Nitekim Danıştay İçtihatları Birleşme Kurulunun parselasyon planlarına karşı açılacak davalara ilişkin 12.2.1970 günlü; E: 1969/2, K: 1970/1 sayılı İçtihadı Birleştirme Kararında da Anayasanın idarenin işlemlerinden dolayı açılacak davalarda süre aşımının yazılı bildirim tarihinden başlayacağı hükmü karşısında ilan tarihini dava açma süresine başlangıç kabul etmenin imkansız olduğu; Anayasanın temel hukuk kuralları dışında bir konuyu ayrıntılarıyla düzenlenmesi ve bu hükmün daha önceki Kanunlarda bulunup aynı konuyu düzenleyen hükümlere aykırı olması halinde konuyu yeniden düzenleyen Anayasa hükmünün uygulanmasının tabii olduğu hüküm altına alınmıştır.
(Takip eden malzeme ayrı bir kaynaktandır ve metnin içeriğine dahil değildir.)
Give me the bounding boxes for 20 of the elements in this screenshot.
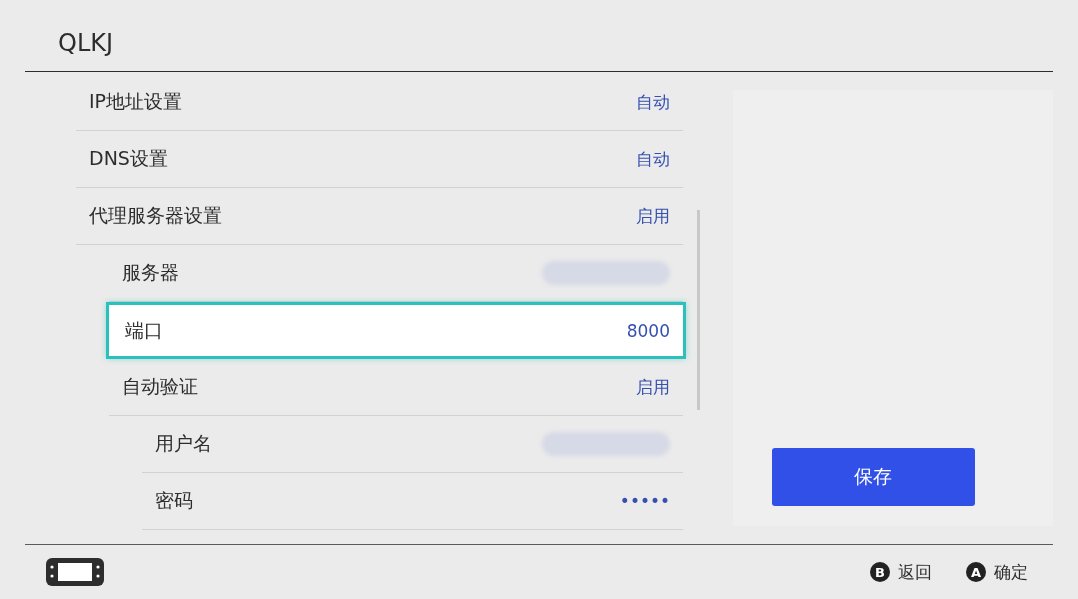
save-button[interactable]: 保存 — [771, 448, 975, 506]
game-console-icon — [46, 558, 104, 586]
action-hint: 返回 — [898, 560, 932, 584]
setting-value: 自动 — [636, 90, 670, 114]
setting-value: 启用 — [636, 204, 670, 228]
page-title: QLKJ — [58, 29, 114, 57]
setting-value: 8000 — [626, 320, 670, 341]
action-hint: 确定 — [994, 560, 1028, 584]
settings-row[interactable]: DNS设置 自动 — [76, 131, 683, 188]
controller-key-icon: B — [870, 562, 890, 582]
setting-value: ••••• — [619, 491, 670, 511]
setting-value: 自动 — [636, 147, 670, 171]
settings-row[interactable]: 自动验证 启用 — [109, 359, 683, 416]
settings-row[interactable]: 用户名 — [142, 416, 683, 473]
controller-key-icon: A — [966, 562, 986, 582]
settings-row[interactable]: IP地址设置 自动 — [76, 74, 683, 131]
settings-row[interactable]: 密码 ••••• — [142, 473, 683, 530]
setting-value: 启用 — [636, 375, 670, 399]
settings-row[interactable]: 端口 8000 — [106, 302, 686, 359]
settings-row[interactable]: 代理服务器设置 启用 — [76, 188, 683, 245]
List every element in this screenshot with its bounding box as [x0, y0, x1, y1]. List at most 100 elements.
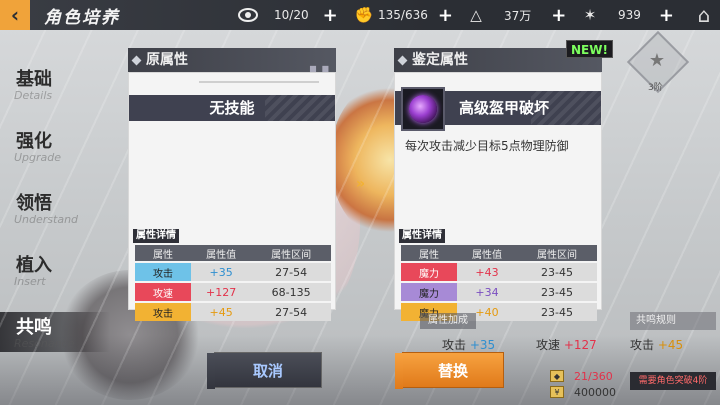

Diğer taraftan, 3194 sayılı İmar Kanununun 18. maddesi uyarınca parselasyon planlarında ve dağıtım cetvellerinde kapsadıkları alan içindeki her taşınmaz mala karşılık sahiplerine verilecek bağımsız veya şüyulu imar parsellerinin parsel büyüklükleri, hisse miktarı, parsellerin konumu gibi hususlar ayrı ayrı gösterildiğinden bu planların düzenlemeye konu olan taşınmazın sahipleri için sübjektif ve kişisel işlemler oldukları kuşkusuzdur.

Dosyanın incelenmesinden; dava konusu işlemin ilanen tebliği yoluna başvurulmadan önce davacının adresine tebligat yapıldığına ilişkin bir belge veya bilgi bulunmadığı, bu hususun idare mahkemesince de araştırılmadığı anlaşıldığından parselasyon işleminin ilan tarihinin işlemi öğrenme tarihi olarak alınması suretiyle davanın süre aşımı nedeniyle reddedilmesine ilişkin idare mahkemesi kararı açıkça hukuka aykırı olmaktadır.

SONUÇ: Açıklanan nedenlerle, Erzurum İdare Mahkemesinin 23.11.1995 günlü, E: 1995/544, K: 1995/1161 sayılı kararının 2577 sayılı yasanın 51. maddesi uyarırıca kanun yararına ve hükmün hukuki sonuçlarına etkili ; olmamak üzere BOZULMASINA 26.11.1996 gününde oybirliğiyle karar verildi.